Diálogo mais revelador
— Francisco Rodrigues dos Santos: Estava a olhar para si e a ver a JKM à minha frente. O facto de ser historiador não lhe dá o direito de reescrever a história, de explicar como é que a história deve ser ensinada no período dos descobrimentos. É um Joacinismo que continua no Livre pese embora a Joacine tenha saído do Livre, o Livre não sai da Joacine é isso que acontece. A história é uma ciência, estuda-se tal e qual como aconteceu. Não se pode julgar a história com o quadro de valores do século XXI, deve ser ensinada tal qual como foi. Rescrevê-la é um erro. O passo seguinte é destruir monumentos? Vamos condenar a padeira de Aljubarrota por ter agredido os espanhóis? Vamos condenar o Infante Dom Henrique por não ter pago horas extraordinárias aos descobridores? Vamos olhar para a história com bom senso, mas contar aquilo que aconteceu, não nos vamos arrepender com ela porque acho que a nossa história nos deve orgulhar a todos enquanto patriotas é um ponto que para mim é fundamental.
— Rui Tavares: Este é um assunto que creio que Francisco Rodrigues dos Santos não deveria ter trazido a debate porque não o beneficia. No vosso programa o CDS fala do problema de uma cultura de cancelamento. Defendem, e parece-me bem porque também acho, a investigação livre da história, a divulgação livre da história e o pensamento expresso livremente. Só falta dizer exceto se o historiador for do Livre.
— Francisco Rodrigues dos Santos: Não, não…
— Rui Tavares: Deve estar a saber o que vou trazer.
— Francisco Rodrigues dos Santos: Já sei.

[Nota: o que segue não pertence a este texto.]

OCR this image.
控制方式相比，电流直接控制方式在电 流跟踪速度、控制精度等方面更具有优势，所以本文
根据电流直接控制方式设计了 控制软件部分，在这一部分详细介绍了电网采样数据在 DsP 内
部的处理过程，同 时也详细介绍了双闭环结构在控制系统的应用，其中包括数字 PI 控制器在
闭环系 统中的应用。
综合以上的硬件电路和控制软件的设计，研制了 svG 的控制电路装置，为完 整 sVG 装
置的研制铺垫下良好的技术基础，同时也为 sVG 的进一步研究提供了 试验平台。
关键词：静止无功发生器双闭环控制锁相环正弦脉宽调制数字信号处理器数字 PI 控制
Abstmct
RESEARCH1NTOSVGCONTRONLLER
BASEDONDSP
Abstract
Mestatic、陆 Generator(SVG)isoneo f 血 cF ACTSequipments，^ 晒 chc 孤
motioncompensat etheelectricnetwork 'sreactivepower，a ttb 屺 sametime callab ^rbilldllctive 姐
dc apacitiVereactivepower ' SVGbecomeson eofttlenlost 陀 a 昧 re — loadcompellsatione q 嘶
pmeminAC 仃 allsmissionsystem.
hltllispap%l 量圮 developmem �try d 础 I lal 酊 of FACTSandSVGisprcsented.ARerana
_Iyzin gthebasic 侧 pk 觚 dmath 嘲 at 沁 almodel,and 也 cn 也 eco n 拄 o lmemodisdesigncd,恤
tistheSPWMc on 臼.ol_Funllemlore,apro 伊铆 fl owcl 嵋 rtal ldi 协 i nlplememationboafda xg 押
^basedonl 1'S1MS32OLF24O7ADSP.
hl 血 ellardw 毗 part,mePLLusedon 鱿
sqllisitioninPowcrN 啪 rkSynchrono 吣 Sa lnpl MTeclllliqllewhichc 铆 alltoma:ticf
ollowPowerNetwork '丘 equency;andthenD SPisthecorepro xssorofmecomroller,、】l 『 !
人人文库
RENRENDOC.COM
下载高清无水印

— Rui Tavares: Para quem fala de cultura de cancelamento, todos estão lembrados que duas professoras da telescola levaram um excerto de um episódio de um documentário que eu tinha feito sobre a história de Portugal. E já agora, orgulharmo-nos da história de Portugal e amarmos o nosso país é investigar a sua história, tenho orgulho de ter escrito acerca da história do nosso país, ter dado aulas a filhos e netos de emigrantes portugueses nos Estados Unidos sobre a história do nosso país como tenho orgulho de na Cova da Moura ter dado aulas de português. Não teria orgulho de, na Assembleia da República, ter feito uma pergunta parlamentar que basicamente foi meterem-se no trabalho e perseguirem duas professoras da telescola por elas terem tido o topete de fazerem divulgação livre de história com um historiador que, por acaso, era do Livre, se fosse de direita se calhar não seria o mesmo problema.